O Diabrete (Imp) agora está invisível, agarrado ao lustre ou ao topo de uma estante nas sombras do escritório. Ele ataca letalmente a primeira criatura que sair do portal, rindo com uma voz rasgada. Se o grupo conseguir derrotá-lo, o diabrete não deixa corpo, explodindo em uma nuvem repulsiva de fumaça preta e enxofre.
O Fim das Ilusões: Qualquer tesouro, ouro, armas (como o mangual) ou diários valiosos de Fistandia que o grupo adquiriu permanecem físicos e sob posse deles. Contudo, qualquer outro item puramente mundano ou decorativo roubado da mansão (como lençóis, talheres ou móveis) evapora em fumaça índigo assim que cruza a soleira do portal.
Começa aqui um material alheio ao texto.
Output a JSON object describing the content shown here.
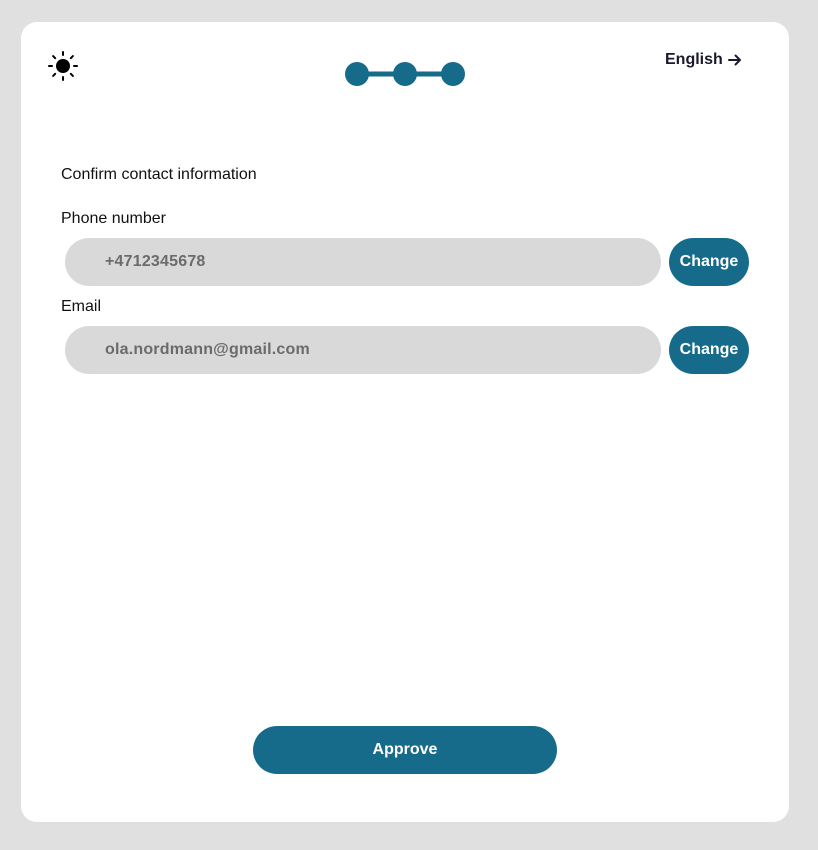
{
  "header": {
    "theme_icon": "sun-icon",
    "stepper": {
      "total_steps": 3,
      "current_step": 3,
      "color": "#166a8a"
    },
    "language": {
      "label": "English",
      "icon": "arrow-right-icon"
    }
  },
  "form": {
    "heading": "Confirm contact information",
    "phone": {
      "label": "Phone number",
      "value": "+4712345678",
      "change_label": "Change"
    },
    "email": {
      "label": "Email",
      "value": "ola.nordmann@gmail.com",
      "change_label": "Change"
    },
    "approve_label": "Approve"
  },
  "colors": {
    "accent": "#166a8a",
    "field_background": "#d9d9d9",
    "page_background": "#e0e0e0",
    "card_background": "#ffffff"
  }
}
Próximos Passos (Ganchos para o Futuro)
O que os aventureiros farão para salvar a pequena vila agrícola de Qostia agora que Matreous, o único especialista no assunto, está morto aos seus pés?
- Eles podem revirar as anotações do sábio morto na esperança de que ele já tivesse decifrado a cura para a vila antes de encontrar o portal.
- Poderão tentar usar o que roubaram para pagar um clérigo ou Mestre da Torre para ressuscitar Matreous ou assumir seu contrato.
- E quanto a Fistandia e seu colega Freyot? O fato dos homúnculos continuarem vivos prova que eles não estão mortos, apenas em algum lugar distante no multiverso. Como a arquimaga reagirá ao saber que sua amada casa de veraneio foi saqueada e sua biblioteca teve a corrente rompida?